To solve these equations, the integrating factor is used, and these steps are shown below

\[\frac{d}{dt}\left[N_{I}\left(t\right)e^{\overline{\lambda}_{I}t}\right]=\gamma_{I}Fe^{\overline{\lambda}_{I}t}\]
\[N_{I}\left(t\right)=N_{I}^{0}e^{\overline{\lambda}_{I}t}+\frac{\gamma_{I}F}{\lambda_{I}}\left(1-e^{\overline{\lambda}_{I}t}\right)\]

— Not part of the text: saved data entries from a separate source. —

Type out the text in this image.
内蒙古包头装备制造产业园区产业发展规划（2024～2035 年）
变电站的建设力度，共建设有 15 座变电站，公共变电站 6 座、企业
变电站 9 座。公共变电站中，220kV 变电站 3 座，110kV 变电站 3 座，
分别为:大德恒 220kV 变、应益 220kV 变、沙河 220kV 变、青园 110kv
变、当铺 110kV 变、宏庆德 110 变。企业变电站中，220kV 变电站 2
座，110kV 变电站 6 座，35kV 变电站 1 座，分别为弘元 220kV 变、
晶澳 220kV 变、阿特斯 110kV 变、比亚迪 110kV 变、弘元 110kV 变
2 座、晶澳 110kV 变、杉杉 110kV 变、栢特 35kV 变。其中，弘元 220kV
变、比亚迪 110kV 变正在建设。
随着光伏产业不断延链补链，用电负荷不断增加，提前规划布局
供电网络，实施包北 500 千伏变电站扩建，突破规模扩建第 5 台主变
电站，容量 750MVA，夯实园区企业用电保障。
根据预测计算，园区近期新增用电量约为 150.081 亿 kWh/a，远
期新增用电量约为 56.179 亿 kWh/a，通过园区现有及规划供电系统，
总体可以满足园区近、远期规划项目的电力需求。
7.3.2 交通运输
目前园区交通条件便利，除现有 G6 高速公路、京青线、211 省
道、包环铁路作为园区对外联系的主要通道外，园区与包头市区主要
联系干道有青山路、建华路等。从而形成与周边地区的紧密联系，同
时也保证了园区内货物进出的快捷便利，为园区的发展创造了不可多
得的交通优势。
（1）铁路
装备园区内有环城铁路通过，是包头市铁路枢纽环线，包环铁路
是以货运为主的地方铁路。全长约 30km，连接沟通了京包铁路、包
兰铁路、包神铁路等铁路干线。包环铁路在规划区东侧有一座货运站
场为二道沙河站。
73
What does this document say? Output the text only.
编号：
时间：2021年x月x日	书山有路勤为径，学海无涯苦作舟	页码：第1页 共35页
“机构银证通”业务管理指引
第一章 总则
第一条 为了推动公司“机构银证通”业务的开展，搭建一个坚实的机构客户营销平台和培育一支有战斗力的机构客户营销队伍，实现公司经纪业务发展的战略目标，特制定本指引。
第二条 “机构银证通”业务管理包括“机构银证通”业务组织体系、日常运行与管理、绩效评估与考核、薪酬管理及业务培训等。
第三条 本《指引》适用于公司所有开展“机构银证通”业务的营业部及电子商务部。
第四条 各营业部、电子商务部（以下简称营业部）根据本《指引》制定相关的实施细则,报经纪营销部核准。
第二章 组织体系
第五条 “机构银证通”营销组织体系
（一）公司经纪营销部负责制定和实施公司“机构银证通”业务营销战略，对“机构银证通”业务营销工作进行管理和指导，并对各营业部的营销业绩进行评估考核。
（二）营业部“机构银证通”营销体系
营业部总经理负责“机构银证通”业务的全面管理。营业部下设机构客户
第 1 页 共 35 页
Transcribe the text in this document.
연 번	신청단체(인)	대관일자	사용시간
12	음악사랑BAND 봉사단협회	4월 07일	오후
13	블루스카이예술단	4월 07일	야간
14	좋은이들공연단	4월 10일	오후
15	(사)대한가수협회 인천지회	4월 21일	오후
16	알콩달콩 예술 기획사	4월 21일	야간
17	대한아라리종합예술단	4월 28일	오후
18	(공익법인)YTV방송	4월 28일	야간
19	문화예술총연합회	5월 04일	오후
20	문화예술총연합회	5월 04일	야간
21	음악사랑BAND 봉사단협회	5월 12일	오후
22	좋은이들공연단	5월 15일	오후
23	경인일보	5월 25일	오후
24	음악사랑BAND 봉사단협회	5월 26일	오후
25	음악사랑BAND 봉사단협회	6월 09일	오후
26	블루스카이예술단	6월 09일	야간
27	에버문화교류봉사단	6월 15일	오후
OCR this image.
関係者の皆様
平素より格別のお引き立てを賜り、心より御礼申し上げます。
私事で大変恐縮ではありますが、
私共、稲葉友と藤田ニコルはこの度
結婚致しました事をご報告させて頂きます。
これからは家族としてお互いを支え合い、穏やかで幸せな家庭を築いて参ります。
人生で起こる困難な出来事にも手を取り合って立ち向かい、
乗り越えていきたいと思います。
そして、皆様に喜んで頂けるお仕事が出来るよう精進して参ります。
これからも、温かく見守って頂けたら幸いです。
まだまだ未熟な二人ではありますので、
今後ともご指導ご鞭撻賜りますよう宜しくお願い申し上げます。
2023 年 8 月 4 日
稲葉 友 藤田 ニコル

\[\frac{d}{dt}\left[N_{Xe}e^{\overline{\lambda}_{Xe}t}\right]=\left[\gamma_{Xe}F+\lambda_{I}N_{I}\left(t\right)\right]e^{\overline{\lambda}_{Xe}t}\]
\[\begin{split}\begin{multline*} N_{Xe}\left(t\right)=N_{Xe}^{0}e^{\overline{\lambda}_{Xe}t}+\frac{\gamma_{Xe}F}{\lambda_{Xe}}\left(1-e^{-\overline{\lambda}_{Xe}t}\right)+\frac{\lambda_{I}N_{I}^{0}}{\overline{\lambda}_{Xe}-\overline{\lambda}_{I}}\left(e^{-\overline{\lambda}_{I}t}-e^{-\overline{\lambda}_{Xe}t}\right)\\ +\frac{\lambda_{I}\gamma_{I}F}{\overline{\lambda}_{I}}\left[\frac{1}{\overline{\lambda}_{Xe}}\left(1-e^{-\overline{\lambda}_{Xe}t}\right)-\frac{1}{\overline{\lambda}_{Xe}-\overline{\lambda}_{I}}\left(e^{-\overline{\lambda}_{I}t}-e^{-\overline{\lambda}_{Xe}t}\right)\right] \end{multline*}\end{split}\]

It should be noted that this can be more easily solved in matrix form, and modern computing makes it almost trivial to solve. The program ORIGEN is often used for this purpose.